Sunday 2 September 2012

schmata schrift






Unlike me, my mother is a pack-rat. The other day, she pulled out a bag of left-over material samples which she salvaged while emptying out my grandmother's apartment years ago. My grandmother was a remarkable seamstress and regularly scoured the wholesale fabric deals in Montreal's East-End – the robustly beating heart of the city's Eastern European Jewish community.

My kids were delighted with the colourful assortment and immediately started designing new exotic creations for the household dolls. I went through the various scraps at my pace, recalling the beautiful clothes my grandmother had made from each. When looking through some ordinary blue jersey, i came across a wonderful tag with a remarkably modern and bold, graphic identity set in a combination of Futura and an unidentified brush script, cleanly branded in black, white and gold.
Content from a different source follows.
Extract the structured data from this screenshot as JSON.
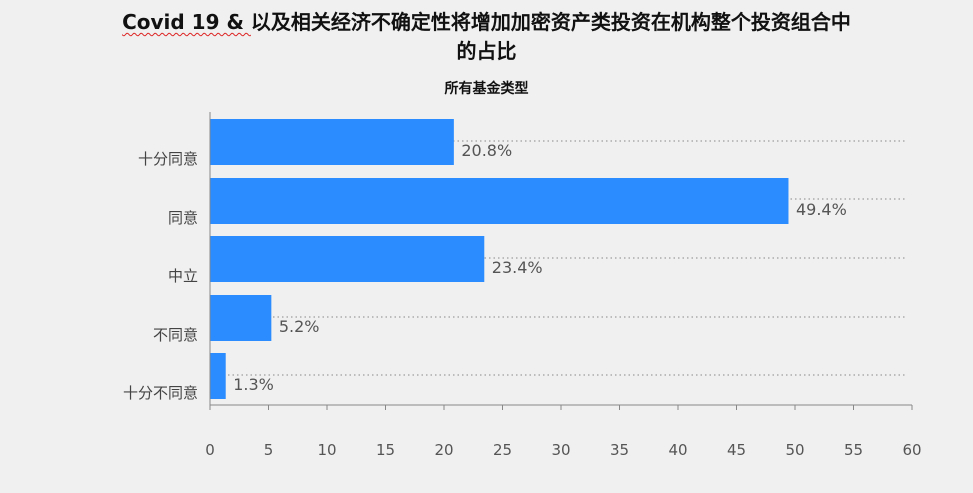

The back of the unpretentious yet effective uncoated tag further introduces a Copperplate Gothic and possibly a condensed Franklin Gothic as humble headline.

I have no idea as to when it was produced. My guess would be the 70's from the quality of the linear work in the symbol, but I am merely guessing (I've had no luck at validating my guess from online search).

Modern retro? Avant-garde surprise? Brand-savy mid-century industrial entrepreneur? Cheesy unsophisticated paste-up?

Many possibilities. Single effect. Timeless impact.